I guess I ought make a passing attempt at explaining what it is about The Lovely Bones I didn’t dig. Though that seems like pointing out to someone that the grass is green, or that deontological conceptions of ethics are laughable. Let’s have a go nonetheless. The Lovely Bones is about a gut bustingly earnest 14 year old that succumbs to the sweet whispers of her middle aged male neighbour to join him in a big hole in the middle of a corn field, gets moidered nice and proper, then spends the following 36 months in a computer generated purgatory populated solely by other victims of said neighbour, torturing her family from beyond the grave.

It’s set in the seventies for no reason I can discern, except that it gives Peter Jackson the chance to mis-cast Mark Wahlberg as the gut bustingly earnest 14 year old’s daddio, then shame him with long greasy hair across his forehead. Oh, and did I mention, it doesn’t make a lick spittle bit of sense. Not one. Not even a hint of a shadow of a whisper of a rumour of an idea of a premonition of a lick of sense. Nothing. For instance, for some reason there’s a black dude from England with a weird obsession with Othello, who insists on calling himself the moor, Sweet Jesus no. Plus a goth girl that wouldn’tyouknowit sees dead people.
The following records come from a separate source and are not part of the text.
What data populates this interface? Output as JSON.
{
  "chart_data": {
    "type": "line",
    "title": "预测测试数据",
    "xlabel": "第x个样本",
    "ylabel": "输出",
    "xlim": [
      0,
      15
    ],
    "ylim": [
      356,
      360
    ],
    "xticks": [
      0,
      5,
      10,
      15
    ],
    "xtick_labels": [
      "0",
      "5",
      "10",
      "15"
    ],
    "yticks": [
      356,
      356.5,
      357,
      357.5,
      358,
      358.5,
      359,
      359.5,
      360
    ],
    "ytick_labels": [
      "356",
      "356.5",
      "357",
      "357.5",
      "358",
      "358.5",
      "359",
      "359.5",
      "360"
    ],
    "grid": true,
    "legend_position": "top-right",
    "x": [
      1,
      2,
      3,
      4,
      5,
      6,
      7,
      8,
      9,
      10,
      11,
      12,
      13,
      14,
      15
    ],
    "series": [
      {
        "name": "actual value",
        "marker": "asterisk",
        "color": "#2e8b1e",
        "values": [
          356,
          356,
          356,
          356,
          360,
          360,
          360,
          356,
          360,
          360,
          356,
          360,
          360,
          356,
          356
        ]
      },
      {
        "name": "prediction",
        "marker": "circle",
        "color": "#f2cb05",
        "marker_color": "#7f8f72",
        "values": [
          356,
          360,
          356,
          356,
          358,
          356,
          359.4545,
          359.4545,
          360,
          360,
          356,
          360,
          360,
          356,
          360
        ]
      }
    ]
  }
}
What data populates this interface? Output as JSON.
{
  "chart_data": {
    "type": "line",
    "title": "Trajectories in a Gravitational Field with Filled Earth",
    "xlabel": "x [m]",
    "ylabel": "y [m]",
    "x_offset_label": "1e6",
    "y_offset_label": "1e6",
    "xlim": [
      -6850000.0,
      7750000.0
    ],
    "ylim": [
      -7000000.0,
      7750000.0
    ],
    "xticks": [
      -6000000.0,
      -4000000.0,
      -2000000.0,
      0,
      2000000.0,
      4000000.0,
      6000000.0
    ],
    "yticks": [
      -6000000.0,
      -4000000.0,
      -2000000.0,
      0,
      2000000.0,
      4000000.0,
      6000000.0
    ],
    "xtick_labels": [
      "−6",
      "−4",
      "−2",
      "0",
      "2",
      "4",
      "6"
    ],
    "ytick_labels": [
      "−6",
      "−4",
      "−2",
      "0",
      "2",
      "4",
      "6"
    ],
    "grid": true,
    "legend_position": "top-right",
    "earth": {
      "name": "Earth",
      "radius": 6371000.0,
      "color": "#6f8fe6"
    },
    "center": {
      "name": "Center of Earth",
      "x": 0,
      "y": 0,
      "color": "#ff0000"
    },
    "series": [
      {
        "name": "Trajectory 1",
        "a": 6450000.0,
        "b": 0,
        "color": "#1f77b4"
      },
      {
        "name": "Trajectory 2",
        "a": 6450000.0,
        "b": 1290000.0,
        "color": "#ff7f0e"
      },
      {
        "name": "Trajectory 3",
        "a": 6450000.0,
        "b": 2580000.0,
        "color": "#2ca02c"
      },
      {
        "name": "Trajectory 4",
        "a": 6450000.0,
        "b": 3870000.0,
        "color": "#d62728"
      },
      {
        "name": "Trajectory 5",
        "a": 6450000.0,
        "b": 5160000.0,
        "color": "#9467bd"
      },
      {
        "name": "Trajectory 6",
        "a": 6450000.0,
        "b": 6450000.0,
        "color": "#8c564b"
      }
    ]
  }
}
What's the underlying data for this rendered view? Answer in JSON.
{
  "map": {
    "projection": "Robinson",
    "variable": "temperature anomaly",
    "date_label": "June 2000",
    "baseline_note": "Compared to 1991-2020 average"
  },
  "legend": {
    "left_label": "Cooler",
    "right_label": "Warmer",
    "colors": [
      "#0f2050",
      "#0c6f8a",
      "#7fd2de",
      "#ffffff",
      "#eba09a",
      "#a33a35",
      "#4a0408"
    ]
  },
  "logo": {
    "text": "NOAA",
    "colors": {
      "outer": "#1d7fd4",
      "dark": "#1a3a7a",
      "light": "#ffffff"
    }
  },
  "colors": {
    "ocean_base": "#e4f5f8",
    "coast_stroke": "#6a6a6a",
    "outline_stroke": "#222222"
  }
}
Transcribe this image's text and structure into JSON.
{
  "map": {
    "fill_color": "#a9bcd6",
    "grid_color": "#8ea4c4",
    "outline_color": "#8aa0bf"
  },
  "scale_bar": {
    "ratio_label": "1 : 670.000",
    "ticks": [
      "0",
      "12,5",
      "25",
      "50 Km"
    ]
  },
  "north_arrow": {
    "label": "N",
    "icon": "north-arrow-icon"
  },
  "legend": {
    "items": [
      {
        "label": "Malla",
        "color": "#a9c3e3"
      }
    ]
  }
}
Worst of all the film isn’t about anything. It features a collection of mis-cast actors placed in stereotypical roles, then doesn’t do anything with them for 120 minutes, except perhaps hint at the spiritual presence of those who’ve passed on. It’s a trite sentiment, packaged with a $65m budget and a theme’s park worth of special effects, and produced by Stephen Spielberg. It’s so bad, I kinda think that in future, directors ought be made to view The Lovely Bones before making their own films, but in addition such screenings should be preceded and followed with the words: Never Forget. In short, I cannot dig it.